The stocks of Apple, Microsoft, Amazon, Facebook and Google's parent company, Alphabet, have collectively lost more than US$1 trillion (S$1.45 trillion) in market value from a month ago, when US stocks traded at record highs. And Microsoft and Apple have cut their short-term financial forecasts because of slowing consumer spending.
Beyond the biggest companies, it is more of a struggle.
Communication tools such as video-conferencing service Zoom are now essential, but ride-hailing firms like Uber and Lyft and property-rental sites like Airbnb are seeing customers vanish.
The US$3.9-trillion global technology industry will suffer this year, though how much remains unclear.
In December, research firm IDC forecasted 5 per cent worldwide growth for sales of hardware, software and services this year.
After it became apparent a month ago the coronavirus would disrupt supplies and cut sales in China, it said annual revenue might inch ahead at only 1 per cent. That growth now looks decidedly optimistic, said Mr Frank Gens, chief analyst at IDC.
But when the economy does eventually improve, Big Tech could benefit from changes in consumer habits.
While Amazon has changed shopping habits for items such as books, getting customers to trust it with groceries has been challenging. Now, as more people are forced to stay home, one of the last strongholds of physical retailing may be coming under pressure.
Mr Michael Crowe, from North Carolina, ordered groceries from Amazon for the first time recently because he did not want to risk going to a supermarket. "I could see myself doing it longer term when this is over," said Mr Crowe, 36, who works for home improvement retailer Lowe's.
As more customers try different Amazon services, they may create permanent shifts in buying habits, said Mr Guru Hariharan, a former Amazon employee and the founder of CommerceIQ, a company whose automation software is used by major brands such as Kellogg's and Kimberly-Clark.
In a blog post last week, Mr Dave Clark, Amazon's senior vice-president of worldwide operations, said it was adding the new jobs at its US warehouses and delivery network because "our labour needs are unprecedented for this time of year".
One reason for Amazon's increase in demand is that shoppers are buying a broader variety of goods. From Feb 20 to March 15, over-the-counter cold medicine sales rose ninefold on Amazon in the US from a year earlier. Dog food orders increased 13-fold and paper towels and toilet paper sales tripled, according to CommerceIQ.

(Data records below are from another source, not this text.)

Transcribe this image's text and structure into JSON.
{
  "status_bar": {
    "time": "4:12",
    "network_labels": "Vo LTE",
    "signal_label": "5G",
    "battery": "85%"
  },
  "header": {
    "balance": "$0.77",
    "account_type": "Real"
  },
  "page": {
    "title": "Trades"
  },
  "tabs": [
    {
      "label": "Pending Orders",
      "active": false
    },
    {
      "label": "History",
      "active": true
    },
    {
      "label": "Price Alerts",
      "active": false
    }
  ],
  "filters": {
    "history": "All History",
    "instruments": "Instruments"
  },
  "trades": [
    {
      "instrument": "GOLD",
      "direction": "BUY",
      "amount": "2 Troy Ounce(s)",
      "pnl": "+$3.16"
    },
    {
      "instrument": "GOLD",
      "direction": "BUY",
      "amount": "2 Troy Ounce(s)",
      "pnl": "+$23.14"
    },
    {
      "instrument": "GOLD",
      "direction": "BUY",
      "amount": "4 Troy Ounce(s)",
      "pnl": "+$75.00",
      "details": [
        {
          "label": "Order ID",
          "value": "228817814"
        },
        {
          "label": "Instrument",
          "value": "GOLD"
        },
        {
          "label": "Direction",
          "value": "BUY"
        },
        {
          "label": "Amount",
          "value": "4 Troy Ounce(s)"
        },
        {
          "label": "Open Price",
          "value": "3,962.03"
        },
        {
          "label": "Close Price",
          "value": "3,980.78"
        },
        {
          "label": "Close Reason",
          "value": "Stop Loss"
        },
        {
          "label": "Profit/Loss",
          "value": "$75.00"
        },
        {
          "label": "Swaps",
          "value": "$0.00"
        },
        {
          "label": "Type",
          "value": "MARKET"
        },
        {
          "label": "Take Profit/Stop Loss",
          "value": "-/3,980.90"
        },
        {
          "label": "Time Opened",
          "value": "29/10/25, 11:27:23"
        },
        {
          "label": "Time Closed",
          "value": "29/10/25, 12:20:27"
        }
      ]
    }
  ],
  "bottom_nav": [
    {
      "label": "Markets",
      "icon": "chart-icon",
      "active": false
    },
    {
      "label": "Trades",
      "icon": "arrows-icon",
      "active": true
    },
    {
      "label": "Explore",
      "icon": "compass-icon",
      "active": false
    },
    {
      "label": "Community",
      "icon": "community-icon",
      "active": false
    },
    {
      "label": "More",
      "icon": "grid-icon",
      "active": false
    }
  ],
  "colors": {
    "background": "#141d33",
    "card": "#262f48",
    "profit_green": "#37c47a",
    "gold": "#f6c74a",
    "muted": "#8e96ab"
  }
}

Stay-at-home orders are unsurprisingly increasing traffic to video-streaming sites, apps and social-media platforms. Downloads of Netflix's app - a proxy for traffic from the streaming site - jumped 66 per cent in Italy, according to data from Sensor Tower, an app data company.
In Spain, they rose 35 per cent. In the US, where Netflix was already popular, there was a 9 per cent bump. Netflix declined to comment on whether it was seeing a surge in subscribers.
Government officials in Europe even called Mr Reed Hastings, the chief executive, to ask if Netflix could reduce the video quality of its streams to lighten the strain on the region's Internet network. The company agreed to do it for 30 days.
YouTube also agreed to suspend streaming of high-definition video in Europe for a month.